Pauline Goupil was called under oath to the witness stand in the 1994 trial where she produced a bare bones treatment file of Thomas Grover that contained little, if any, information about claims against Father MacRae. She stated under oath that this was her entire file.

Two years later, Ms. Goupil testified in an evidentiary hearing about the lawsuits brought by Thomas Grover and three of his brothers against Father MacRae and the Diocese of Manchester. Under oath in that hearing, Pauline Goupil referenced an extensive file with many notations about claims against Father MacRae and about how she helped Thomas Grover to “remember” the details of his claims. In one of these two testimonies under oath — or perhaps in both — Pauline Goupil appears to have committed perjury.

In a brief, defensive hand-written reply to the above letter from the unnamed trial observer, retired Judge Brennan referred to the testimony of “young Thomas Grover” at the MacRae trial. This spoke volumes about that judge’s view of this case. The “young Thomas Grover” on the witness stand in Judge Brennan’s court was a 5’ 11” 220-lb., 27-year-old man with a criminal record of assault, forgery, drug, burglary, and theft charges. Prior to the trial, he was charged with beating his ex-wife. “He broke my nose,” she says today.
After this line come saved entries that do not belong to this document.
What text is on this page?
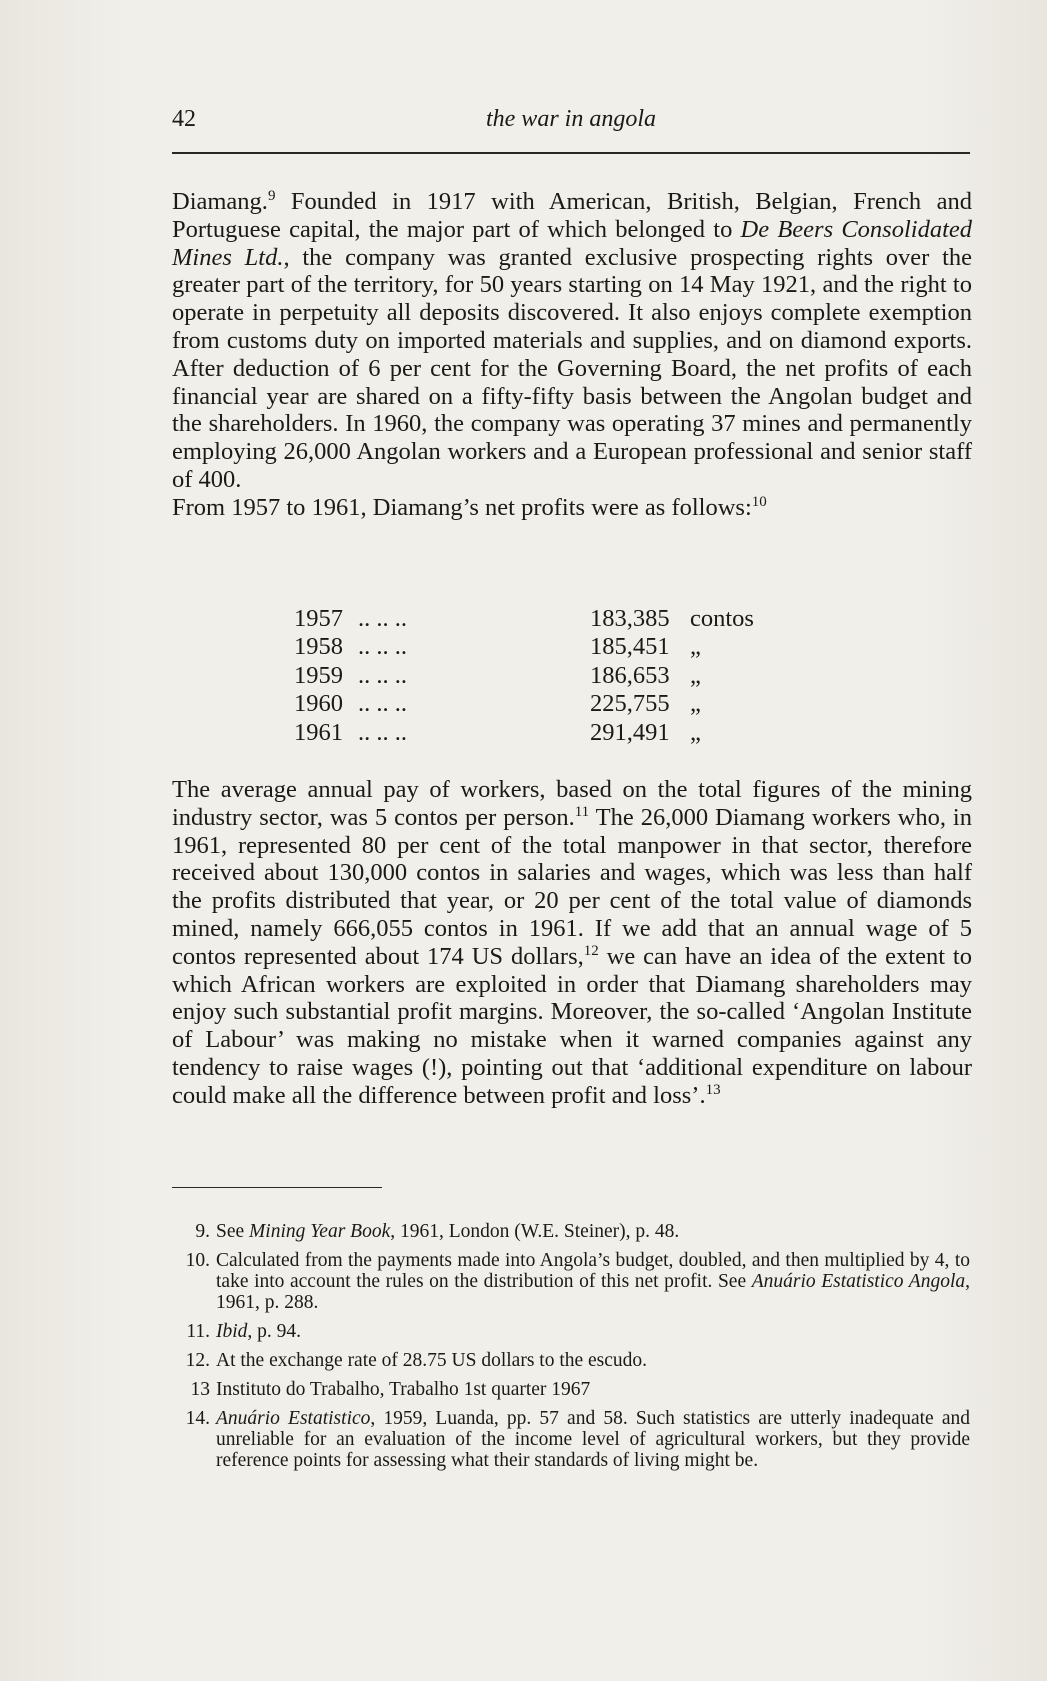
42	the war in angola

Diamang.$^9$ Founded in 1917 with American, British, Belgian, French and Portuguese capital, the major part of which belonged to De Beers Consolidated Mines Ltd., the company was granted exclusive prospecting rights over the greater part of the territory, for 50 years starting on 14 May 1921, and the right to operate in perpetuity all deposits discovered. It also enjoys complete exemption from customs duty on imported materials and supplies, and on diamond exports. After deduction of 6 per cent for the Governing Board, the net profits of each financial year are shared on a fifty-fifty basis between the Angolan budget and the shareholders. In 1960, the company was operating 37 mines and permanently employing 26,000 Angolan workers and a European professional and senior staff of 400.

From 1957 to 1961, Diamang’s net profits were as follows:$^{10}$

1957 .. .. ..	183,385 contos
1958 .. .. ..	185,451 „
1959 .. .. ..	186,653 „
1960 .. .. ..	225,755 „
1961 .. .. ..	291,491 „
The average annual pay of workers, based on the total figures of the mining industry sector, was 5 contos per person.$^{11}$ The 26,000 Diamang workers who, in 1961, represented 80 per cent of the total manpower in that sector, therefore received about 130,000 contos in salaries and wages, which was less than half the profits distributed that year, or 20 per cent of the total value of diamonds mined, namely 666,055 contos in 1961. If we add that an annual wage of 5 contos represented about 174 US dollars,$^{12}$ we can have an idea of the extent to which African workers are exploited in order that Diamang shareholders may enjoy such substantial profit margins. Moreover, the so-called ‘Angolan Institute of Labour’ was making no mistake when it warned companies against any tendency to raise wages (!), pointing out that ‘additional expenditure on labour could make all the difference between profit and loss’.$^{13}$
9. See Mining Year Book, 1961, London (W.E. Steiner), p. 48.
10. Calculated from the payments made into Angola’s budget, doubled, and then multiplied by 4, to take into account the rules on the distribution of this net profit. See Anuário Estatistico Angola, 1961, p. 288.
11. Ibid, p. 94.
12. At the exchange rate of 28.75 US dollars to the escudo.
13 Instituto do Trabalho, Trabalho 1st quarter 1967
14. Anuário Estatistico, 1959, Luanda, pp. 57 and 58. Such statistics are utterly inadequate and unreliable for an evaluation of the income level of agricultural workers, but they provide reference points for assessing what their standards of living might be.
The charge was dropped after MacRae’s trial. Once again, from the observer’s letter to the retired judge:

Secondly, I was struck by the difference in Thomas Grover’s demeanor on the witness stand in your court and his demeanor just moments before and after outside the courtroom. On the stand he wept and appeared to be a vulnerable victim. Moments later, during court recess, in the parking lot he was loud, boisterous and aggressive. One time he even confronted me in a threatening attempt to alter my own testimony during sentencing.
— Letter to retired Judge Brennan, October 30, 2013

And lest we forget, the sentence of 67 years was imposed by Judge Arthur Brennan after Father MacRae three times refused a prosecution plea deal to serve only one to three years in exchange for an admission of guilt. It is one of the ironic challenges to justice in this case that had Father MacRae been actually guilty, he would have been released from prison 17 years ago.

Like others involved in this trial, Ms. Pauline Goupil was contacted by retired FBI Special Agent James Abbott who conducted an investigation of the case over the last few years. Ms. Goupil refused to be interviewed or to answer any questions.

Thomas Grover, today taking refuge on a Native American reservation in Arizona, also refused to answer questions when found by Investigator James Abbott. He reportedly did not present as someone victimized by a parish priest, but rather as someone caught in a monumental lie. “I want a lawyer!” was all he would say. We all watch TV’s “Law and Order.” We all know what “I want a lawyer” means.